The Status Of The ‘Liquidity Drain’ Bear Case

What happened to the “liquidity drain” bear case? Asked the curious market participants.

I’ve fielded any number of questions this month about the widely-circulated thesis that said a combination of factors including, but not limited to, a deluge of T-bill issuance post-debt ceiling deal, would likely sap liquidity and with it, risk assets’ joie de vivre.

The overarching narrative remains valid. The ECB, for example, confirmed last week they’ll cease APP reinvestments in July (i.e., accelerated QT). I assume TLTRO repayments are still a factor in the eurozone as well. At some point, the BoJ will pivot, although it still isn’t clear what that’ll entail. Student loan payments in the US are set to restart, which is a liquidity headwind too.

Of course, investors care most about the T-bill part of the narrative, and on that front, it appears that RRP balances are receding faster than some analysts expected. That, in turn, could mitigate reserve drain, leading to a more benign outcome. RRP demand dropped below $2 trillion late last week for the first time in more than a year.

The drop on June 15 (when the dip below $2 trillion occurred) was larger than keen observers anticipated. “We think these trends are being exaggerated to an extent by seasonal [factors],” JPMorgan’s Jay Barry wrote, while conceding that if usage continues to wane, “it could indicate that the replenishment of the TGA could be mainly drawn from reduced RRP demand rather than a reduction of reserves on the Fed’s balance sheet, in contrast to our baseline view.”

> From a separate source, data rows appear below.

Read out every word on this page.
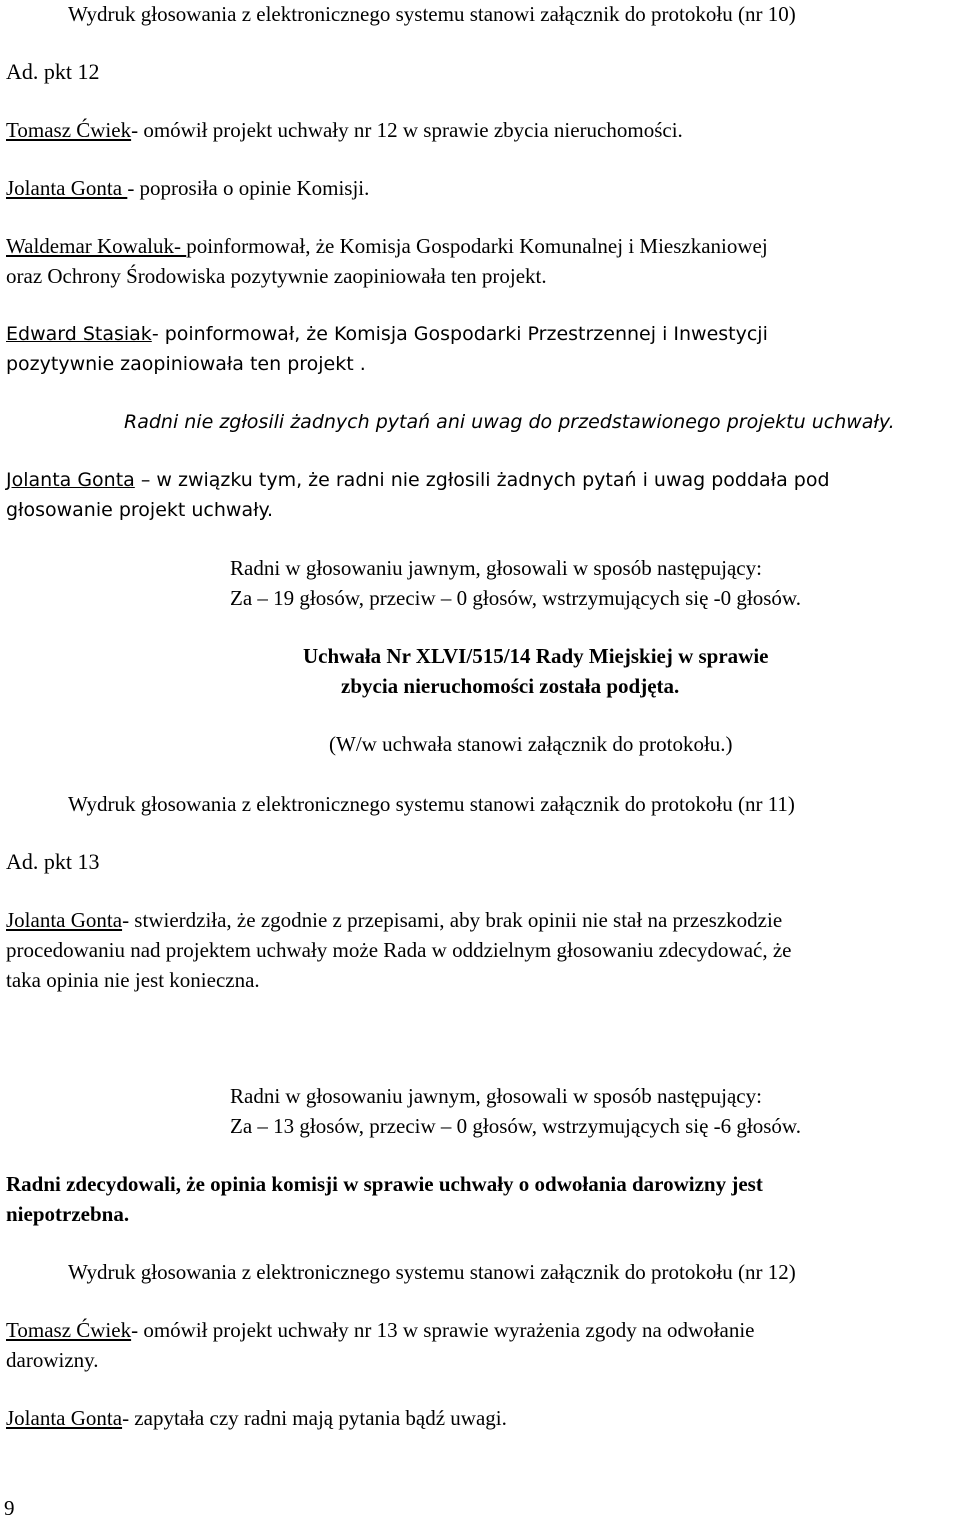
Wydruk głosowania z elektronicznego systemu stanowi załącznik do protokołu (nr 10)
Ad. pkt 12
Tomasz Ćwiek- omówił projekt uchwały nr 12 w sprawie zbycia nieruchomości.
Jolanta Gonta - poprosiła o opinie Komisji.
Waldemar Kowaluk- poinformował, że Komisja Gospodarki Komunalnej i Mieszkaniowej
oraz Ochrony Środowiska pozytywnie zaopiniowała ten projekt.
Edward Stasiak- poinformował, że Komisja Gospodarki Przestrzennej i Inwestycji
pozytywnie zaopiniowała ten projekt .
Radni nie zgłosili żadnych pytań ani uwag do przedstawionego projektu uchwały.
Jolanta Gonta – w związku tym, że radni nie zgłosili żadnych pytań i uwag poddała pod
głosowanie projekt uchwały.
Radni w głosowaniu jawnym, głosowali w sposób następujący:
Za – 19 głosów, przeciw – 0 głosów, wstrzymujących się -0 głosów.
Uchwała Nr XLVI/515/14 Rady Miejskiej w sprawie
zbycia nieruchomości została podjęta.
(W/w uchwała stanowi załącznik do protokołu.)
Wydruk głosowania z elektronicznego systemu stanowi załącznik do protokołu (nr 11)
Ad. pkt 13
Jolanta Gonta- stwierdziła, że zgodnie z przepisami, aby brak opinii nie stał na przeszkodzie
procedowaniu nad projektem uchwały może Rada w oddzielnym głosowaniu zdecydować, że
taka opinia nie jest konieczna.
Radni w głosowaniu jawnym, głosowali w sposób następujący:
Za – 13 głosów, przeciw – 0 głosów, wstrzymujących się -6 głosów.
Radni zdecydowali, że opinia komisji w sprawie uchwały o odwołania darowizny jest
niepotrzebna.
Wydruk głosowania z elektronicznego systemu stanowi załącznik do protokołu (nr 12)
Tomasz Ćwiek- omówił projekt uchwały nr 13 w sprawie wyrażenia zgody na odwołanie
darowizny.
Jolanta Gonta- zapytała czy radni mają pytania bądź uwagi.
9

Suffice to say opinions vary widely, but it all ultimately hangs on how attractive bills are relative to RRP and whether money market funds are comfortable with maturity extension. “Once bills are sufficiently cheap, we project a Fed liquidity drain that draws 90% from ON RRP [and] 10% from reserves,” BofA’s Mark Cabana said last week. “These numbers imply a false sense of precision, but they reflect our expectation the marginal bill buyer will be a cash re-allocation out of ON RRP.”

“The supply thus far has been digested remarkably well,” Goldman’s Praveen Korapaty remarked, of Treasury’s cash rebuild. “Contrary to our expectations, bill yields (and some repo rates) have been settling above the RRP rate in many instances, incentivizing money funds to allocate away from the RRP facility to these higher yielding alternatives result[ing] in a sharp decline in RRP balances,” he added.

There’s some speculation that the drop in RRP might’ve been attributable to tax payments, but Korapaty went on to say that if you extrapolate from “the current faster rate of RRP balance depletion over reserves,” the result would be “a dramatically different reserve trajectory” compared to Goldman’s baseline. Although it’s early, Korapaty suggested that if things keep going the way they’re going, the system could stay in an ample reserves regime for quite a while yet.

JPMorgan’s Nikolaos Panigirtzoglou is skeptical. “To the extent relative cheapness was a factor” in attracting money funds to bills, “much of that has since disappeared, which should reduce this attractiveness,” he said, suggesting money fund demand could soon wane.

“We continue to think that the bulk of the TGA rebuild will come at the expense of reserves rather than ON RRP, meaning the rebuild adds to the liquidity drainage that will naturally occur through QT,” Panigirtzoglou wrote. “Even in the extreme case where the TGA rebuild would entirely come from ON RRP rather than reserves, this would still see a contraction of broad liquidity in the US of more than 4%.”